Tribune.

L’affaire dite « affaire Klodo » éclot en pleine crise Covid-19 lorsqu’un contrôle de gendarmerie — ou ce qui était supposé être une interpellation — conduit à l’assassinat d’un homme et père de famille guadeloupéen, Claude Jean-Pierre, alors âgé de 67 ans aux moments des faits.

Fatia et Christophe (famille de Claude Jean-Pierre) qui militent pour obtenir justice © Cédrick Isham

Claude Jean-Pierre, surnommé Klodo, se fait interpellé sur une route de Deshaies (Guadeloupe), le 21 novembre 2020, par des gendarmes (blancs). Lors de ce contrôle routier banal auquel il ne survivra pas, Claude Jean-Pierre immobilise son véhicule sur le bord de route, respectant de ce fait les signaux envoyés par les gendarmes. Sans aucune raison valable, le guadeloupéen est extrait violemment de son véhicule, assez violemment pour que le SMUR intervienne sur place et qu’il soit transféré à l’hôpital les heures suivantes, mais jusqu’ici aucun membre de la famille n’a accès aux images de l’arrestation policière. Le 24 novembre, le père de famille subit une intervention chirurgicale pour une double fracture des cervicales et quelques jours après, il décède le 3 décembre 2020, au lendemain de la plainte déposée le 2 décembre par sa fille Fatia, alors qu’il est hospitalisé au CHU. Entre le 10 décembre suivant — le jour même où le juge d’instruction est saisi et que la famille du défunt est reçu par le procureur de la République — et le 5 janvier 2021, il ne se passe rien. S’ensuit une première expertise médicale fournie, insatisfaisante, puis une contre-expertise demandée par la famille, celle-ci tenant compte du fait que le médecin légiste avait déjà corroboré les blessures causées par l’extraction violente de l’homme de son véhicule. Le défunt aurait subi plusieurs ruptures de vertèbres avant de succomber à ses blessures, mais les gendarmes donnent une toute autre version de la scène : ils soutiennent que la victime s’est écroulée seule sur le sol au moment du contrôle routier.
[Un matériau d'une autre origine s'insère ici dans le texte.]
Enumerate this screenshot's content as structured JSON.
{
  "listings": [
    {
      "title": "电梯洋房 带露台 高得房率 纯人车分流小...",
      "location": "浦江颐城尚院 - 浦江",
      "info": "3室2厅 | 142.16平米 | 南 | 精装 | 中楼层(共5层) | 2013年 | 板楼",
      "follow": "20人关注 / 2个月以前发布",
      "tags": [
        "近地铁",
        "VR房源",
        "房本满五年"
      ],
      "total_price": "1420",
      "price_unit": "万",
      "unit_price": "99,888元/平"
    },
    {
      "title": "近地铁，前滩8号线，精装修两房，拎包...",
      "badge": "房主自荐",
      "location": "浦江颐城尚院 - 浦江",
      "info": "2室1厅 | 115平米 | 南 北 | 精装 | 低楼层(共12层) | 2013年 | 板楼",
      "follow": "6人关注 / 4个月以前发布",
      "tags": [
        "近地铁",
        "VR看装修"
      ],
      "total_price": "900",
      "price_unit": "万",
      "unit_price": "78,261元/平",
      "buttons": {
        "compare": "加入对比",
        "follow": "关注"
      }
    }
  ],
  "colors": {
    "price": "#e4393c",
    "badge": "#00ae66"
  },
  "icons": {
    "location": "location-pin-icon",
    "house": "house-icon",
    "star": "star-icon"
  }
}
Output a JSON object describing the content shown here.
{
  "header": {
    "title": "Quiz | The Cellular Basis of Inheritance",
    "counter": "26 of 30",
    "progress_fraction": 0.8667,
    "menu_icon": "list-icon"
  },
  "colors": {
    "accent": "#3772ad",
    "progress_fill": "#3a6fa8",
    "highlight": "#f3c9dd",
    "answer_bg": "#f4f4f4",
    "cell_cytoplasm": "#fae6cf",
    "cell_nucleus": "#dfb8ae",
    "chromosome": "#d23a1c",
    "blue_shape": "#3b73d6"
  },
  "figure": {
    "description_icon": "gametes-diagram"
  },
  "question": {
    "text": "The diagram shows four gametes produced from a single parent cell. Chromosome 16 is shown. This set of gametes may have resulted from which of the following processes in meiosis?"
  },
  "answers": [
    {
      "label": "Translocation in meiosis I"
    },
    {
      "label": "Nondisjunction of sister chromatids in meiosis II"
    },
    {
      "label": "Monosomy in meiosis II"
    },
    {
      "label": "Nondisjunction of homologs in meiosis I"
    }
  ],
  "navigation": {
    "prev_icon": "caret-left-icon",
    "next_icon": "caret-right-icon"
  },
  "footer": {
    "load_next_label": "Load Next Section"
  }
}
Qui a tué Claude Jean-Pierre ? Deux gendarmes français Stephen Boyer et Phillipe Charlier, promu en février 2023 malgré son implication dans l’interpellation meurtrière qui nous concerne. Deux gendarmes peu cités, peu nommés, peu montrés dans les articles de presse concernant l’affaire. Et pourtant, même si l’enquête policière se poursuit, aucun de ces gendarmes n’est interpellé et aucun tapage médiatique n’a lieu jusqu’à la fuite de la vidéo de l’interpellation, en mai 2021, et jusqu’à ce que le peuple guadeloupéen assiste à la scène du meurtre. Cette vidéo témoigne de la bavure policière et contredit la version soutenue par Boyer et Charlier depuis la mort de Claude. Sur ces images médiatisées, la posture coloniale d’autorité est flagrante : le défunt a été jeté au sol, manipulé comme un objet, laissé dans la rue dans la plus grande indifférence. C’est précisément là, face à l’indignation populaire et les mouvements contestataires naissants en Guadeloupe, que les gendarmes mis en cause sont placés sous le statut de témoins assistés sans être poursuivis pour autant.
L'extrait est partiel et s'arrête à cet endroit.